Values of h/e2qQ and η for histidine 14Nδ interacting with SQA in bacterial and PSII RCs (black) and SQB in bacterial RCs reported by Lendzian et al. (ref (40)) (blue) and this work (red). The linear fit (dashed line) was performed for only the points corresponding to SQA. (1) QB– in Rhodobacter sphaeroides (ref (40)), (2) QB– in Rhodobacter sphaeroides (this work), (3) QA– in high-pH-treated PSII pH 9.2 (ref (35)), (4) QA– in CN-treated PSII pH 5.5 (ref (35)), (5) QA– in LiClO4-treated PSII pH 6.0 (ref (39)), (6) QA– in high-pH-treated PSII pH 5.0 (ref (35)), (7) QA– in Rhodobacter sphaeroides (ref (34)), (8) QA– in Rhodopseudomonas viridis (ref (38), the nqi tensor was reported incorrectly in the table of this reference: we have reanalyzed their spectra on the basis of their assigned peak positions).

Conclusion

S-band ESEEM was performed on SQB in bacterial RCs with the aim of determining the principal values of the nqi tensor for the hydrogen bond donors Nδ of His-L190 and Np of Gly-L225. The resulting three-pulse spectrum showed a visible contribution only from Nδ of His-L190, despite the shift of the 14N Zeeman frequency toward a region expected to nearly satisfy the cancelation condition for both nitrogens, as predicted from the data obtained in previous X-band experiments. Simultaneous simulation of 1D and 2D X-band and S-band ESEEM spectra confirmed this experimental result. Analysis of the simulation parameters allowed us to conclude that the Np contribution to the S-band spectrum is suppressed as a result of the typically large qcc of Np in combination with its relatively small isotropic hyperfine coupling and comparable hfi tensor anisotropy. ESEEM intensity vanishes under these conditions, despite even better fulfillment of the cancelation condition for Np than for Nδ of His-L190. Nevertheless, simulations successfully reproduced the experimental X-band data for Np, and were well supported by DFT calculations.

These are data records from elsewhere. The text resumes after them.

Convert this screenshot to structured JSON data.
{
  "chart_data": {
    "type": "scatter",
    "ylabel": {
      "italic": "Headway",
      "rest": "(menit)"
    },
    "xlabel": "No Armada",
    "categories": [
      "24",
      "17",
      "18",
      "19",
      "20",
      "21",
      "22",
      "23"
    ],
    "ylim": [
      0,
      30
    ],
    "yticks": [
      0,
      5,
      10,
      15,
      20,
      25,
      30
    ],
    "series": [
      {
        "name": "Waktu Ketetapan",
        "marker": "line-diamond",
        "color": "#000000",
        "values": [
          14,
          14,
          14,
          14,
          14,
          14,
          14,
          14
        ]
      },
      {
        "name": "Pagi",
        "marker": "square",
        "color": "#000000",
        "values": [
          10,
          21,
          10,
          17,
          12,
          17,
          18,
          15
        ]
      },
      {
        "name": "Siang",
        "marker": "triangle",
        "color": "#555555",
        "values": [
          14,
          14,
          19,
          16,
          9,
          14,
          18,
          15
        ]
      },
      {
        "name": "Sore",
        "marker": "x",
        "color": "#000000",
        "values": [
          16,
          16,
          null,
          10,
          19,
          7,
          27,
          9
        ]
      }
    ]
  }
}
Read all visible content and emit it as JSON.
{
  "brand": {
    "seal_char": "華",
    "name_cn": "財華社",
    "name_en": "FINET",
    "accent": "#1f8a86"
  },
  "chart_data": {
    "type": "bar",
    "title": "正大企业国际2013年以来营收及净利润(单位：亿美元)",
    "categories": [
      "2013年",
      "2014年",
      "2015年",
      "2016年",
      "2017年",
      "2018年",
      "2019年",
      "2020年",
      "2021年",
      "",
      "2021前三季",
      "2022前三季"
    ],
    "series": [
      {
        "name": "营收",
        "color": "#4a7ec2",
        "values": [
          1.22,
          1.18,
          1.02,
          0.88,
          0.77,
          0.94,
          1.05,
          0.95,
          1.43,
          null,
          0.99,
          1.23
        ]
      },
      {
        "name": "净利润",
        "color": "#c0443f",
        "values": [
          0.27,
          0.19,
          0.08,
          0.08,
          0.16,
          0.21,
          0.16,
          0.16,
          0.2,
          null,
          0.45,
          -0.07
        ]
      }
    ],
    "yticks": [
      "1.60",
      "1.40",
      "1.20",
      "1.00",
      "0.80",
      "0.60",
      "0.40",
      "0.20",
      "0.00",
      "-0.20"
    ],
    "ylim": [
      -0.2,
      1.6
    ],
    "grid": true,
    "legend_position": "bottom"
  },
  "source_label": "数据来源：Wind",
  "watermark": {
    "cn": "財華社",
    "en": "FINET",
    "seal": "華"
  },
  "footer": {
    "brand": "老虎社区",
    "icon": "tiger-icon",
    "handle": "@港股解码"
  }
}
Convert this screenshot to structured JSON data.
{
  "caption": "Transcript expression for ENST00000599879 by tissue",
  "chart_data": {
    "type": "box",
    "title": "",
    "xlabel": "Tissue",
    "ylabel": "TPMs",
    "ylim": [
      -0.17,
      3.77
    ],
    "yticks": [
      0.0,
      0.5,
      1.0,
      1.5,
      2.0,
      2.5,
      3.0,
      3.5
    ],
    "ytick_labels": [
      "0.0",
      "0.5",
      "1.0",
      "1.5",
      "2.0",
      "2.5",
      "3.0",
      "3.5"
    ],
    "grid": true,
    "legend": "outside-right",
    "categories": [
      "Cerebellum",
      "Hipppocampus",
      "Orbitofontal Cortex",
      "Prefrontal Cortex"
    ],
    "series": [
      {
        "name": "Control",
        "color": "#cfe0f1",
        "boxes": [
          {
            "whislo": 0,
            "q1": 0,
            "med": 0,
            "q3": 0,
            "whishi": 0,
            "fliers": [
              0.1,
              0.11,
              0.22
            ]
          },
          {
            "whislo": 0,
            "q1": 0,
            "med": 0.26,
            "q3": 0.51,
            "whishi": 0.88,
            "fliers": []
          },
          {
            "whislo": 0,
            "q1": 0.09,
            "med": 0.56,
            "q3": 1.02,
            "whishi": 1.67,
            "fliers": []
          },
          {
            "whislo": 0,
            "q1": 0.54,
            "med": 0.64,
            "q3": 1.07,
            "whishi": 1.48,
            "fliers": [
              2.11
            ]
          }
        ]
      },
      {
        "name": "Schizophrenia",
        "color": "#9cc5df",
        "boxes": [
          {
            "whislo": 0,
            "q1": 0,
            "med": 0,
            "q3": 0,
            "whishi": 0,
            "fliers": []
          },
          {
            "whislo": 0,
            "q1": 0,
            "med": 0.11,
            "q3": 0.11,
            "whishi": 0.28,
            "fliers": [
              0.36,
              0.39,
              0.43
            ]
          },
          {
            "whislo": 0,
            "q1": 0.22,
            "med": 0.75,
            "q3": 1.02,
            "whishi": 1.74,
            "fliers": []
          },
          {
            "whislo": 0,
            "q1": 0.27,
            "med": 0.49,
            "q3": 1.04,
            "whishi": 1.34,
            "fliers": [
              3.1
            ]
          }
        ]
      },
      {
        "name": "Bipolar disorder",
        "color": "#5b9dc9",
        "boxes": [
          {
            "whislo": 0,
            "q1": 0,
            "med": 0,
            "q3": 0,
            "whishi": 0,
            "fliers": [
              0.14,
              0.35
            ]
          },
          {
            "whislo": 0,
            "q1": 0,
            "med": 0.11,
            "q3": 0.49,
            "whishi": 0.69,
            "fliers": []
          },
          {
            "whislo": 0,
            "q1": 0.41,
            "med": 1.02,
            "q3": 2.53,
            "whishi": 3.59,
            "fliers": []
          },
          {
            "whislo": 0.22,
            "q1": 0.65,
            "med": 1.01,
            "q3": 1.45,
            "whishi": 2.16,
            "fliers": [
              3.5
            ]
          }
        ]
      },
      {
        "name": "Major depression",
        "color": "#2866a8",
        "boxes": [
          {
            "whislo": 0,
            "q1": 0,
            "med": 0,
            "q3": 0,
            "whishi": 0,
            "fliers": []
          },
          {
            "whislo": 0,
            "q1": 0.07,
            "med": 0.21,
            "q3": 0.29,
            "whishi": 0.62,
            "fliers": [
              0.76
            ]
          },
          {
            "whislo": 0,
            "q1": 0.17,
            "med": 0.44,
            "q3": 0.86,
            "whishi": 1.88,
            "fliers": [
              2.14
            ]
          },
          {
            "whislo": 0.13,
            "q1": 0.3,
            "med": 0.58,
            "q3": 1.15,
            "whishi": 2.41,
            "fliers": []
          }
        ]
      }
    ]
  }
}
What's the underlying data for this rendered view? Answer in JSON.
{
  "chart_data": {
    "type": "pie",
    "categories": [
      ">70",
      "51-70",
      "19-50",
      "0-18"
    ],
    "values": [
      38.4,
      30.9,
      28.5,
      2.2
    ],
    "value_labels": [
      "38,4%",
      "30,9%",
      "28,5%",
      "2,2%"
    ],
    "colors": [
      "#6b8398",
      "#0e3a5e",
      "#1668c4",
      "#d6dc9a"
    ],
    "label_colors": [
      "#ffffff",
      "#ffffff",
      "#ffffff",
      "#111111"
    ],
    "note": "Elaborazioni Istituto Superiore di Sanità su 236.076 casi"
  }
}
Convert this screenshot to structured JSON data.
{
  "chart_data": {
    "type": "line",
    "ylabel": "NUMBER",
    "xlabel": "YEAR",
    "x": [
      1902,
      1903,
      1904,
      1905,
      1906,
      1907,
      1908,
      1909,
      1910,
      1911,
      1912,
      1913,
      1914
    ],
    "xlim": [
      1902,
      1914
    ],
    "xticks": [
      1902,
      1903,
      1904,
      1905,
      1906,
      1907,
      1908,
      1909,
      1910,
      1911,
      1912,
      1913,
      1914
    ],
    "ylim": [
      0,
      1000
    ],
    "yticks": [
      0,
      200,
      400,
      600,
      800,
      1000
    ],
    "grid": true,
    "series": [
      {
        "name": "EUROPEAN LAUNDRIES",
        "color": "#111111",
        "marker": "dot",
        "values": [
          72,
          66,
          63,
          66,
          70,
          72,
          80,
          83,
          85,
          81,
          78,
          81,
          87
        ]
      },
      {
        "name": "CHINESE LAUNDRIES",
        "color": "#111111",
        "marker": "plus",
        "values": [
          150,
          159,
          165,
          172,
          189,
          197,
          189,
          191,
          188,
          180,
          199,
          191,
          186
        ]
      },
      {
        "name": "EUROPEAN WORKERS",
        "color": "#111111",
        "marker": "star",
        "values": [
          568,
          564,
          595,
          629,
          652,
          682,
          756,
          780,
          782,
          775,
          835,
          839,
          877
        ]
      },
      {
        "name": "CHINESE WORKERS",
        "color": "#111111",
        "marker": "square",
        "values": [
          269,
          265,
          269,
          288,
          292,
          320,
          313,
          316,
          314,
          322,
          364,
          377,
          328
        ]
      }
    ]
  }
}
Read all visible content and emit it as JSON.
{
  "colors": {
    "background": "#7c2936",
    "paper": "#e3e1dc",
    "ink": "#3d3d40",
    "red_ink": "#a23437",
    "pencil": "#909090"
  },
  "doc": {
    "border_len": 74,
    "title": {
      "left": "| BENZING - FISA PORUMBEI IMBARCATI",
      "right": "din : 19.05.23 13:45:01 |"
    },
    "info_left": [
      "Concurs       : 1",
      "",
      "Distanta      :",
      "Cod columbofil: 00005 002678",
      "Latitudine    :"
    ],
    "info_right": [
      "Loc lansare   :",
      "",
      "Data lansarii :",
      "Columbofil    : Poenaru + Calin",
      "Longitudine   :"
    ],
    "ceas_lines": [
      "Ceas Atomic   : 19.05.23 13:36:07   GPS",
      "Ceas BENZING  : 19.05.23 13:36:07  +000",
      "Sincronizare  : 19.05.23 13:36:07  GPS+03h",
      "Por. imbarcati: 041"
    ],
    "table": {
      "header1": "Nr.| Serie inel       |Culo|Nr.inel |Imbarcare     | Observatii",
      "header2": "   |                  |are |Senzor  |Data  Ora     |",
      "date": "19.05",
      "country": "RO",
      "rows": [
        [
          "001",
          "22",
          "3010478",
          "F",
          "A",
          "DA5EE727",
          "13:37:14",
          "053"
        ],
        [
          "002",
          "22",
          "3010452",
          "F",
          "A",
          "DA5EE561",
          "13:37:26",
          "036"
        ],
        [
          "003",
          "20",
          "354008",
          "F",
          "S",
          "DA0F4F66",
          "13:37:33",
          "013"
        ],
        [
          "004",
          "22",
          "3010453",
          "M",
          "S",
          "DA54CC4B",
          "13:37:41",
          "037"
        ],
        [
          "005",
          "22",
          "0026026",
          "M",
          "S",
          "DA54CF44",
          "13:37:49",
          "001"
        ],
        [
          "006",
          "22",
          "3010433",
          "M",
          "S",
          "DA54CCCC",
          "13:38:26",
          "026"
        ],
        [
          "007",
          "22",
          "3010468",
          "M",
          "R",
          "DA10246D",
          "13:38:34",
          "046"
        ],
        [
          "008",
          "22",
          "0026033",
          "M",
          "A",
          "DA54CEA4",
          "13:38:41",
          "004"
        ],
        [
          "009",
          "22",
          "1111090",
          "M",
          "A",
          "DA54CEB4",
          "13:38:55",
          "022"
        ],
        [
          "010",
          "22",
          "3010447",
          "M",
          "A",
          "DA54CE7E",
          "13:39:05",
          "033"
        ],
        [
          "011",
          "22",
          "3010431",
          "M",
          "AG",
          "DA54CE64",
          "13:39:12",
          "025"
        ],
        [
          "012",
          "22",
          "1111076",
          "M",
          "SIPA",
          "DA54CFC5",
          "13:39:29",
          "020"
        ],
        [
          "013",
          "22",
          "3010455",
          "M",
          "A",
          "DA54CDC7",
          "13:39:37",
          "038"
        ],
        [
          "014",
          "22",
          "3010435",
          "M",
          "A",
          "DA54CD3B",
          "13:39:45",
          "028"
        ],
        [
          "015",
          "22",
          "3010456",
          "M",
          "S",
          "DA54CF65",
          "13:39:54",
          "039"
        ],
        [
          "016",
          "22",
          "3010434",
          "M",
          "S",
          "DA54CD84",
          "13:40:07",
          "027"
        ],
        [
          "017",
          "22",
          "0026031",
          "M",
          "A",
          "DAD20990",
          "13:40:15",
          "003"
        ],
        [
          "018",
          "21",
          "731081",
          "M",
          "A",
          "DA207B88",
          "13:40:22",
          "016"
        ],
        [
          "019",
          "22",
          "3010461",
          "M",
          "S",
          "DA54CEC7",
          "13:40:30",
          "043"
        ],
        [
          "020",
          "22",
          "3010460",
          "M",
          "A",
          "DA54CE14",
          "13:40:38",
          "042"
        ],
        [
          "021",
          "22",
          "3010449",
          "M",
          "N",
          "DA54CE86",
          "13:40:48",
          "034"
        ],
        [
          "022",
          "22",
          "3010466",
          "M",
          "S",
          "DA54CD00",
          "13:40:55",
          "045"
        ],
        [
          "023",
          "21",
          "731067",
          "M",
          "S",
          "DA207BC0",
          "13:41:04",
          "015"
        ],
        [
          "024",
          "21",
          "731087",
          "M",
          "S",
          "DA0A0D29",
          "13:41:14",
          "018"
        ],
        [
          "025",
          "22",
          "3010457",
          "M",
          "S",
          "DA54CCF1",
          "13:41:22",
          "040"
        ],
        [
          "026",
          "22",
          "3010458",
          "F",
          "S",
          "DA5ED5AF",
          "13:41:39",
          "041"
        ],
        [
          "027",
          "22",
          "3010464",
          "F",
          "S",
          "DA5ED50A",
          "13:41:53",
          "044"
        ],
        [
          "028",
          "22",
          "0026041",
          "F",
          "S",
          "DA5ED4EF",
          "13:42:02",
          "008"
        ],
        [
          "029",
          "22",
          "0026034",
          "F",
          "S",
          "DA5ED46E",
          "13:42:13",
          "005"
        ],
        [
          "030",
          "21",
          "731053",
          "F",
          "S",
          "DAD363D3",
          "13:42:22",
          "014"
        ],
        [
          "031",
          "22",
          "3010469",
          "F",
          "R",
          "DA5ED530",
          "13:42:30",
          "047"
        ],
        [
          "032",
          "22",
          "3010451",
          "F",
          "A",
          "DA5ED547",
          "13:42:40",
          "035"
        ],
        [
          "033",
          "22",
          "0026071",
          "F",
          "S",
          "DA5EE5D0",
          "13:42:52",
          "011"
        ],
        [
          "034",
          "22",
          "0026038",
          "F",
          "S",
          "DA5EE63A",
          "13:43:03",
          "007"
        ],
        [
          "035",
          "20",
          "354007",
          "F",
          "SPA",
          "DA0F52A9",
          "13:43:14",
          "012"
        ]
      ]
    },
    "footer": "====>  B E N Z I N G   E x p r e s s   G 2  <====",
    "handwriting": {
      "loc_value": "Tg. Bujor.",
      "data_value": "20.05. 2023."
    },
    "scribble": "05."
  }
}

The observed triplet of lines for His-L190 corresponding to the zero-field nqi frequencies (eq 1) was simulated as qcc e2qQ/h = 1.54 ± 0.02 MHz with an asymmetry parameter η = 0.69 and defines the principal values (eq 2) of the nqi tensor for Nδ of His-L190. These data significantly improve upon a previous analysis not performed under the cancelation condition.[40] Our results show the strength and applicability of S-band for obtaining accurate nqi parameters for weakly coupled nuclei.

While estimation of the hfi tensor alignment to the molecular frame is best done by EPR on single crystals, it is often very difficult to obtain single crystal radical samples for a protein of interest. In this study, we show that simultaneous simulation of the 14N S- and X-band three-pulse spectra and 14,15N HYSCORE spectra (with a tolerance window of 0.1 MHz) produces remarkable agreement with the DFT calculated tensor orientations. The success of DFT to reproduce the experimentally determined hfi and nqi tensors highlights the reliability of modern DFT for predicting EPR parameters. Additionally, our findings, taken as a whole, show promise for future ESEEM determinations of Euler angles for nuclei not suitable for high-frequency ENDOR measurements[41,42] (such as weakly coupled nitrogens) or in a spin system not readily crystallizable in the radical state.